In our experience, and that of others,1-4 the most frequently documented progression of disease is as follows: A firm, palpable nodular lesion develops at the injury
site and insidiously progresses to involve other regional dermal and subcutaneous tissues. The initial clinical appearance
of these lesions can be similar to that of a cat bite abscess (Figure 1) except that empirical abscess management consisting of drainage, cleansing, and short-term systemic antibiotic therapy fails
to resolve the lesion. Classically, the disease gradually infiltrates adipose tissue underlying the trauma site, resulting
in palpable thickening and a concentric spread within the surrounding skin.1,2 The initial nodular lesion usually becomes alopecic and ulcerated and typically develops multiple, small-diameter, fistulous
tracts (Figures 2 & 3). The often serous to seromucous drainage from the fistulous tracts does not resemble the pungent, purulent exudates commonly
seen with ruptured cat bite abscesses. Multifocal, purplish lesions often develop adjacent to fistulous tracts and represent
areas of thin skin (see inset in Figure 2).2 AMP can have other primary manifestations besides that of erosive, nodular dermatoses, such as a macular or papular eruption.

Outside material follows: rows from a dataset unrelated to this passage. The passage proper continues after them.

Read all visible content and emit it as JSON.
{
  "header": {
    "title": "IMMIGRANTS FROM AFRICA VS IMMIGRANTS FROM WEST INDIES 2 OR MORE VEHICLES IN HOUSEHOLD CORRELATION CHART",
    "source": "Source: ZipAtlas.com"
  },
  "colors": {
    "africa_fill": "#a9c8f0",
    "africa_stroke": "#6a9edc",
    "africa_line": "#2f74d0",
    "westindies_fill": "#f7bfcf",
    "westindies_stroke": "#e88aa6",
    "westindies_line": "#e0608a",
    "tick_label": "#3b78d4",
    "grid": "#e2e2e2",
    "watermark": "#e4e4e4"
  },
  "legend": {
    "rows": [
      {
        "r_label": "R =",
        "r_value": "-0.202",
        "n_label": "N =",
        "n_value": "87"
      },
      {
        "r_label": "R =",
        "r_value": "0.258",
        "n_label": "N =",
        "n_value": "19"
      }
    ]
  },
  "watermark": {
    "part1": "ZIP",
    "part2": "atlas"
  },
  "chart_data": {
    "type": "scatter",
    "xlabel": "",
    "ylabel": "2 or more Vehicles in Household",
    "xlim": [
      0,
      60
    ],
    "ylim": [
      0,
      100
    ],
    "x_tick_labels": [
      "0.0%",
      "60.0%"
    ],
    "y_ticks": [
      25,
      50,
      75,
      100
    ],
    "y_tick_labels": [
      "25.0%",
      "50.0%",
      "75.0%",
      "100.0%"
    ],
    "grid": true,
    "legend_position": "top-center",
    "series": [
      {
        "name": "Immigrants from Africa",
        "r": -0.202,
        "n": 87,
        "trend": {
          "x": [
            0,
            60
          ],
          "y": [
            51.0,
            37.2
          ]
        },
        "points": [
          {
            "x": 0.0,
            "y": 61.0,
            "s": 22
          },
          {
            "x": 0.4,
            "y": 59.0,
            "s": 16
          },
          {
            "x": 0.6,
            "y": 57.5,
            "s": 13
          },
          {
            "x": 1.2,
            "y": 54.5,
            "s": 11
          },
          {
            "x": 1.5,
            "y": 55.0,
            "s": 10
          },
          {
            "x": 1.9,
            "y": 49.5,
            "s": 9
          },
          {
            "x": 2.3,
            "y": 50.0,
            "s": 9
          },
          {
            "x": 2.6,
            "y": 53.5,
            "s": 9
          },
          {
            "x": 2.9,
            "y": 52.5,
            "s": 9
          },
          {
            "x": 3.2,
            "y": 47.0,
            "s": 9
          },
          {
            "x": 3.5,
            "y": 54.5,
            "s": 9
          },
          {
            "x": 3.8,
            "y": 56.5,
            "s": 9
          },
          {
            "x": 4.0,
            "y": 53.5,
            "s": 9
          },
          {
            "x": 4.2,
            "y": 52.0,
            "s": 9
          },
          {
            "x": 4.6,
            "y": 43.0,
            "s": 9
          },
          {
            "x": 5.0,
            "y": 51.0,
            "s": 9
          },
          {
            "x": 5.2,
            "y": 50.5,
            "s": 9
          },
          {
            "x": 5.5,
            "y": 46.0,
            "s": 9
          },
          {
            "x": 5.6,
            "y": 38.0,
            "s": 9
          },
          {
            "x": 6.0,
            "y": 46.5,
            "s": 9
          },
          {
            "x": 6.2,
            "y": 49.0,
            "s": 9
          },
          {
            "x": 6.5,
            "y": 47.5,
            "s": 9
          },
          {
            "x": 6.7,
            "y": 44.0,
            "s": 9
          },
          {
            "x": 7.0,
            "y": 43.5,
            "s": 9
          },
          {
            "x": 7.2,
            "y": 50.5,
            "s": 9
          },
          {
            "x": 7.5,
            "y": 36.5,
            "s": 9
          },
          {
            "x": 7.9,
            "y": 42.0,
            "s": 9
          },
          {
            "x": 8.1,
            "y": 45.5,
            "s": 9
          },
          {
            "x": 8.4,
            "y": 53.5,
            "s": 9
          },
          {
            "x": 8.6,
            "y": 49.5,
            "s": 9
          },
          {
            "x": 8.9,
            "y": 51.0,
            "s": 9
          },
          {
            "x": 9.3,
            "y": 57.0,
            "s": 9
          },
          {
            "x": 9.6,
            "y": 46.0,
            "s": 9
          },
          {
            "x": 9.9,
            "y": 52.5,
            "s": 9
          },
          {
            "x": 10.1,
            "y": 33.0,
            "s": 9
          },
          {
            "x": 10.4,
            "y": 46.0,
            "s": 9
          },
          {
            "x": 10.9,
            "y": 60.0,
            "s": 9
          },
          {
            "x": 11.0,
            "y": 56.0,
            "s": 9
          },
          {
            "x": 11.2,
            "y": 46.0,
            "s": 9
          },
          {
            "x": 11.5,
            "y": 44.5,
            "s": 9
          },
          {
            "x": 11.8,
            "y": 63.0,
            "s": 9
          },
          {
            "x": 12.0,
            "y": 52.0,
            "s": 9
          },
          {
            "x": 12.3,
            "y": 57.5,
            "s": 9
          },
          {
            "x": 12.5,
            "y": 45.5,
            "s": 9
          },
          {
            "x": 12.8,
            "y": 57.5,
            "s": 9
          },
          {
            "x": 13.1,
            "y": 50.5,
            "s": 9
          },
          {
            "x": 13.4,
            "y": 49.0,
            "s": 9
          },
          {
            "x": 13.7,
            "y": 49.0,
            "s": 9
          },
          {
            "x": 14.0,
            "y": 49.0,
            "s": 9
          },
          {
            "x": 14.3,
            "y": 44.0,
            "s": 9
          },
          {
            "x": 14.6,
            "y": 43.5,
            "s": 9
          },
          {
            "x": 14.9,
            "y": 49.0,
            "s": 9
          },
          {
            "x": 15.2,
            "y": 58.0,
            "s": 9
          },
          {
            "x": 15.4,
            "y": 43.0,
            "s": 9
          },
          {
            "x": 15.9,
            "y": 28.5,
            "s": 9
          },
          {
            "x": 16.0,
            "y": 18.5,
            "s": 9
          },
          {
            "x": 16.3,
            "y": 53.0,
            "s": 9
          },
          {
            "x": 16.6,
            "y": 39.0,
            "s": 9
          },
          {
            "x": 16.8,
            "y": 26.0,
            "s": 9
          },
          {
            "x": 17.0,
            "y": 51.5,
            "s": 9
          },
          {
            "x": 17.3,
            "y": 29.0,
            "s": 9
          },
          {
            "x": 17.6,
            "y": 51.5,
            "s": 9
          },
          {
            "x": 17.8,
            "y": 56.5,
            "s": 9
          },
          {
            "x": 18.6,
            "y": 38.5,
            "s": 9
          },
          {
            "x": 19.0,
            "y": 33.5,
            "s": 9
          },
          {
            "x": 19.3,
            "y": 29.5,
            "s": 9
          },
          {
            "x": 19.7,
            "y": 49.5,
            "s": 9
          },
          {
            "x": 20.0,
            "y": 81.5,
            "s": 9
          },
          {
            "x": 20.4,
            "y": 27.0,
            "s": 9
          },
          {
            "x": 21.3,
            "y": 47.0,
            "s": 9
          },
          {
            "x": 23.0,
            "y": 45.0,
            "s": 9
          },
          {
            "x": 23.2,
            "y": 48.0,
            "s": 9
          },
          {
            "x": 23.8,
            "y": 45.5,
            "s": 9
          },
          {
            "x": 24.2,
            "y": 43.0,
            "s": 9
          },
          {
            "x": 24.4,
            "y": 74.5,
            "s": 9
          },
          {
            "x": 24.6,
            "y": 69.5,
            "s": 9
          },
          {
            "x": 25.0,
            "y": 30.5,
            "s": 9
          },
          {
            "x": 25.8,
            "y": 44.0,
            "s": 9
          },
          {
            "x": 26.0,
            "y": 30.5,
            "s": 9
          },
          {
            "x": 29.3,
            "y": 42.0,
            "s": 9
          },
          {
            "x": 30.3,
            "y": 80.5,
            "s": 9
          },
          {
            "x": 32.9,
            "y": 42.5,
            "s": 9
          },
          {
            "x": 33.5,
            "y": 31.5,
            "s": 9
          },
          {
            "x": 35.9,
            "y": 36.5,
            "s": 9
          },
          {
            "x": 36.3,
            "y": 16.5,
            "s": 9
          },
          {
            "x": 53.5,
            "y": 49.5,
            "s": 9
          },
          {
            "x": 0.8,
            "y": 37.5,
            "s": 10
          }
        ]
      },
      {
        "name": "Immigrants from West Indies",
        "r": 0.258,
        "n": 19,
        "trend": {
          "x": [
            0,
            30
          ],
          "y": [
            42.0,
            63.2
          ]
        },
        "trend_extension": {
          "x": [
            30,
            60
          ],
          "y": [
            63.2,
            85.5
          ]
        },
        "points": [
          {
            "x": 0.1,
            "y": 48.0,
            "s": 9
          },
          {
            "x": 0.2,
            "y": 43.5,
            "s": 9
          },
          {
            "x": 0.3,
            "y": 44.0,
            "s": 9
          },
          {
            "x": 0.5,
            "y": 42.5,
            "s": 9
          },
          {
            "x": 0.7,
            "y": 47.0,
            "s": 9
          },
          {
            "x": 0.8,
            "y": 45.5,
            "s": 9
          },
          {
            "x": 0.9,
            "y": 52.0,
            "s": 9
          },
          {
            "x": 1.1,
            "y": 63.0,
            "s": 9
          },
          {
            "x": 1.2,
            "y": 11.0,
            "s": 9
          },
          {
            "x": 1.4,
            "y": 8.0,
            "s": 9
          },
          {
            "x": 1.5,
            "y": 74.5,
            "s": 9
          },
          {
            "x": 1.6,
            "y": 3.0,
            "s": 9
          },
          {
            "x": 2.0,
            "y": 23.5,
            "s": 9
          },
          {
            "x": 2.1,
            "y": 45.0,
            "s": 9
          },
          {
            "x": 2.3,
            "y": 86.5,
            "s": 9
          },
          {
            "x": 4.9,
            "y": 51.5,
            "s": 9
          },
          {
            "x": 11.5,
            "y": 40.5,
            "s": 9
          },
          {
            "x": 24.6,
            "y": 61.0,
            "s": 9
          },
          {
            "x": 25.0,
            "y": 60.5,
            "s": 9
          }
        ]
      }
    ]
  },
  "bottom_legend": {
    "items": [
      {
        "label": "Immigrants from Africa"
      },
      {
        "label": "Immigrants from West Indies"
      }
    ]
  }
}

A wide variety of secondary dermal lesions can occur in AMP cases, often including alopecia, ulcers, erosions, and scales.
2. Inguinal dermatitis and panniculitis in a cat with AMP characterized by a large subcutaneous nodule (arrowheads) surrounded
by adjacent multifocal, punctate ulcers and fistulous tracts. The inset is a close-up view, showing the depressed, purplish
areas (arrows) between fistulous tracts that represent areas of thinned epidermis.
In cats with AMP, the lesions are most frequently distributed over the inguinal and ventral abdominal fat pads. The group
IV mycobacteria have a predilection for infecting adipose tissues and obese individuals.1,2 It has been suggested that the triglyceride-rich adipose tissue microenvironment serves as a preferential growth medium
for rapidly growing mycobacteria7,8 or may protect the organisms from destruction by the host's immune system.7,8
3. Panniculitis of the left flank region in a cat due to AMP. The multifocal draining tract sinuses and regional alopecia
have progressed to involve the flank from an original lesion on the ventral abdomen.
Lesions in cats with AMP are typically limited to the dermis, subcutaneous adipose tissue, and surrounding deep musculature;
systemic signs of illness are uncommon. When present, constitutional signs of illness are nonspecific and include low-grade
pyrexia, lethargy, inappetence, localized pain or pruritus, and weight loss.1,2 Dissemination of the infection to internal visceral structures has been uncommonly reported,9 despite the long duration of disease and extensive dermatologic lesions in some cats.